The Happy Secret to Better [Student?] Work

Hello Everyone:

If you have interacted with me at any point you might have found out that I am a fan of TED talks. I recently watched this one on Netflix and think it would be a great post for the EdTech blog. Shawn Achor, Harvard professor, CEO of Good Think Inc (TED bio here), and winner of multiple teaching awards talks about our tendency to study the average instead of exceptional. And that positivity encourages productivity…

What are we missing when attempt to study a population instead of an extraordinary member of that population? His argument harkens to the differences in qualitative and quantitative research, or the difference between the average and the anecdote. Both are necessary to see the full picture.

Achor argues that “positivity” encourages engagement. A big part of other arguments for motivation is demonstrating relevance to students. Hybridizing these two motivational approaches, I would argue that the more positivity tied directly to the activities in class will better engage learners. The activities that are closely tied to service or that are understood within a larger context of skill mastery will better engage learners.

Additional Resources

  •’s summary of Motivation Theories.
  • Dan Pink via RSAnimate and Youtube: “The Surprising Truth about what motivates us
  • Book (thanks Matt Phelps!): “Shop Class as Soul Craft” by Matthew Crawford on Amazon or via Inter-library loan. Crawford discusses employment in a trade (e.g., electrician, carpenter, motorcycle repairman) versus employment in “knowledge work” and the lack of motivation that sometimes ensues when people cannot see the direct results of their work.

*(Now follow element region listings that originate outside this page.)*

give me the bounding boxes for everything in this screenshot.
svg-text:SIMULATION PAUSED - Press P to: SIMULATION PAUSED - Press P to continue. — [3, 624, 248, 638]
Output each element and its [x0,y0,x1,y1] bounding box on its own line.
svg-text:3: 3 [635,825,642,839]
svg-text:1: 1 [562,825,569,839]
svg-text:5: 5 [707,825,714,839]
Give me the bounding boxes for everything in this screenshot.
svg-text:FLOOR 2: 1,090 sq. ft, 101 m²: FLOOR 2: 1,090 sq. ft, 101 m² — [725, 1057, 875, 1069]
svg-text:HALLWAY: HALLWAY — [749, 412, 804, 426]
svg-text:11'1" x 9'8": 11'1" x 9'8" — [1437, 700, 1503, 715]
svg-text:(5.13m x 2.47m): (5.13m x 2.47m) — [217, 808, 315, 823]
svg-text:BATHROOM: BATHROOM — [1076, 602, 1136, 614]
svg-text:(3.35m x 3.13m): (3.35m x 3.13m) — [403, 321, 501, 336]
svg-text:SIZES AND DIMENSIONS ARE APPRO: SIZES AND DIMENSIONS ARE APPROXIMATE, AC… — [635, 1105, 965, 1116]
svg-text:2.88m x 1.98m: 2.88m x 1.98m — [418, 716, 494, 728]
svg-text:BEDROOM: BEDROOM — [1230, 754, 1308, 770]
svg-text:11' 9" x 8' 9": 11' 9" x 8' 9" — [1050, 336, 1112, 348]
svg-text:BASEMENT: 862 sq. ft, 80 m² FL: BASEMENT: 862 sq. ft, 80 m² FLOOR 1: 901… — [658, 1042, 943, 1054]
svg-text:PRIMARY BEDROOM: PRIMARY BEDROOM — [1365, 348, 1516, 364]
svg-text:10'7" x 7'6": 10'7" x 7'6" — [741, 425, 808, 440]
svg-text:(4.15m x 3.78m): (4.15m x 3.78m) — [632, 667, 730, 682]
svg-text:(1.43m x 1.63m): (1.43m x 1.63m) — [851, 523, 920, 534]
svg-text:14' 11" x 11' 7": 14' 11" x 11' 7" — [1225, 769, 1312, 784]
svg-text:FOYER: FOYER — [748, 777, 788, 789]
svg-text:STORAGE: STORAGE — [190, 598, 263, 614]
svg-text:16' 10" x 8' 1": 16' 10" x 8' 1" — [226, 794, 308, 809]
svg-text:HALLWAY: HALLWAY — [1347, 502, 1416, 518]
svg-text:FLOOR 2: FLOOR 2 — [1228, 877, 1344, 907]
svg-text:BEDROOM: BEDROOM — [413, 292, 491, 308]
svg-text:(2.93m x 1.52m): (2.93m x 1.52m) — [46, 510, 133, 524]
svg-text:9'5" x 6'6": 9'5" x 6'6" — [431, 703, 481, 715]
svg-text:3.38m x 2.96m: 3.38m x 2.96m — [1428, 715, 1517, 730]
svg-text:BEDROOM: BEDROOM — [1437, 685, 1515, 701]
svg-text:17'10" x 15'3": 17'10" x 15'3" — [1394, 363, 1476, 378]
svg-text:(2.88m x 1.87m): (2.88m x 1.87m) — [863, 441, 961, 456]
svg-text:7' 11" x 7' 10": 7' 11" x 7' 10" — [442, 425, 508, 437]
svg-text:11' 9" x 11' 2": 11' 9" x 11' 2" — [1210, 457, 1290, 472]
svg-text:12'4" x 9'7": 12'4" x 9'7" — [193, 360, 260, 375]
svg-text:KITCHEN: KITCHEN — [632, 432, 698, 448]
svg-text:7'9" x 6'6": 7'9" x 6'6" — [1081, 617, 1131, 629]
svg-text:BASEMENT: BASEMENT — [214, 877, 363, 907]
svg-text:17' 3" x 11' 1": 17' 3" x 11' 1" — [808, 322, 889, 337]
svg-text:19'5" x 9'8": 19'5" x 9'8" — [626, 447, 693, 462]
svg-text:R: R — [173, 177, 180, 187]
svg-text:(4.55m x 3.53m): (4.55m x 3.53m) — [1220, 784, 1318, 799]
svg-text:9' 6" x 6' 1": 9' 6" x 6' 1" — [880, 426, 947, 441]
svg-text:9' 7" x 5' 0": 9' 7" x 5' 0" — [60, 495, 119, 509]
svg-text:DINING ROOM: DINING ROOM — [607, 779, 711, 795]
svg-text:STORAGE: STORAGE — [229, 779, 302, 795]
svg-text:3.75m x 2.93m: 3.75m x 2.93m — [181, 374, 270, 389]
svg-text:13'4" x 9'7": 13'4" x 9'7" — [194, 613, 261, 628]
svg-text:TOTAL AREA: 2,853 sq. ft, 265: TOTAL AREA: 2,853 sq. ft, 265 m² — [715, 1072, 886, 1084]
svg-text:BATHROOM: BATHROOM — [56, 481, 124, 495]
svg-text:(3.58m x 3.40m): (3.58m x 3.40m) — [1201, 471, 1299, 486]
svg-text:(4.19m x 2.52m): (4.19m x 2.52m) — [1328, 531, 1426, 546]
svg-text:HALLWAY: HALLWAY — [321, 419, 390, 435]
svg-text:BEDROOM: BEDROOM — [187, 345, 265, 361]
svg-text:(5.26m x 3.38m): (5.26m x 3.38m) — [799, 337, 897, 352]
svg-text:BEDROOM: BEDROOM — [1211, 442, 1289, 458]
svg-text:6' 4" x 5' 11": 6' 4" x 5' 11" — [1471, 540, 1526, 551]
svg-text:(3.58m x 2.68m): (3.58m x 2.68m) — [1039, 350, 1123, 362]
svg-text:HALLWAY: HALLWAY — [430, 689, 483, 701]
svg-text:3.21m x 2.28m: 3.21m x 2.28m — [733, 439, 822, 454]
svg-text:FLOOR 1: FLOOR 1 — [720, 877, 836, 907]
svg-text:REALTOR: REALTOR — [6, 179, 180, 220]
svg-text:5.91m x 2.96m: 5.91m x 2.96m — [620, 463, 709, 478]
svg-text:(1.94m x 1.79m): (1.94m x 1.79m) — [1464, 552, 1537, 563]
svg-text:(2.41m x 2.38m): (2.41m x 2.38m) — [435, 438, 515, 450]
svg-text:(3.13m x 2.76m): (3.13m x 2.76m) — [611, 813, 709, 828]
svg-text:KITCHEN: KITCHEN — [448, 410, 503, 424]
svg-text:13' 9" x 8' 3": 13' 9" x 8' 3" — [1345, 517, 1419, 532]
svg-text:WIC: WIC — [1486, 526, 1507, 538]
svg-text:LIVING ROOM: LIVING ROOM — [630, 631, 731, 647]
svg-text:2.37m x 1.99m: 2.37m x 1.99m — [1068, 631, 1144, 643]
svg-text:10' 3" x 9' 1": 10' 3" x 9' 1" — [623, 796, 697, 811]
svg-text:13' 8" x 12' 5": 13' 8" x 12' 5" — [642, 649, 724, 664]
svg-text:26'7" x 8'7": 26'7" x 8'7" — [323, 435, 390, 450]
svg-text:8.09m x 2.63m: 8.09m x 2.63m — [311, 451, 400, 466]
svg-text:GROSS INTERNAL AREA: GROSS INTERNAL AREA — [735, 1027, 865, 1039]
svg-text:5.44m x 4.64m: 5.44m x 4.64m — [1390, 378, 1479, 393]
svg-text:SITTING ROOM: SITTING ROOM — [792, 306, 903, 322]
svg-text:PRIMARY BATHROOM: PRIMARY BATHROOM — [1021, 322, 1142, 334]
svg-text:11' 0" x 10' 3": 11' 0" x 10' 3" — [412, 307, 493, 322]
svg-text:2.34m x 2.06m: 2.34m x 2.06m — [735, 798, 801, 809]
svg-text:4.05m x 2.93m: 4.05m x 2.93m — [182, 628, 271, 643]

Happy teaching with technology!


One Response to The Happy Secret to Better [Student?] Work

  • Adam Klemann says:

    How can we apply what Achor advocates in the classroom? Do we take time at the beginning of class to do the positive thinking exercises he talks about in the talk? Is there a way to leverage co-curricular activities to motivate classroom learning? How do we encourage students to see what they are currently doing as part of a larger educational story?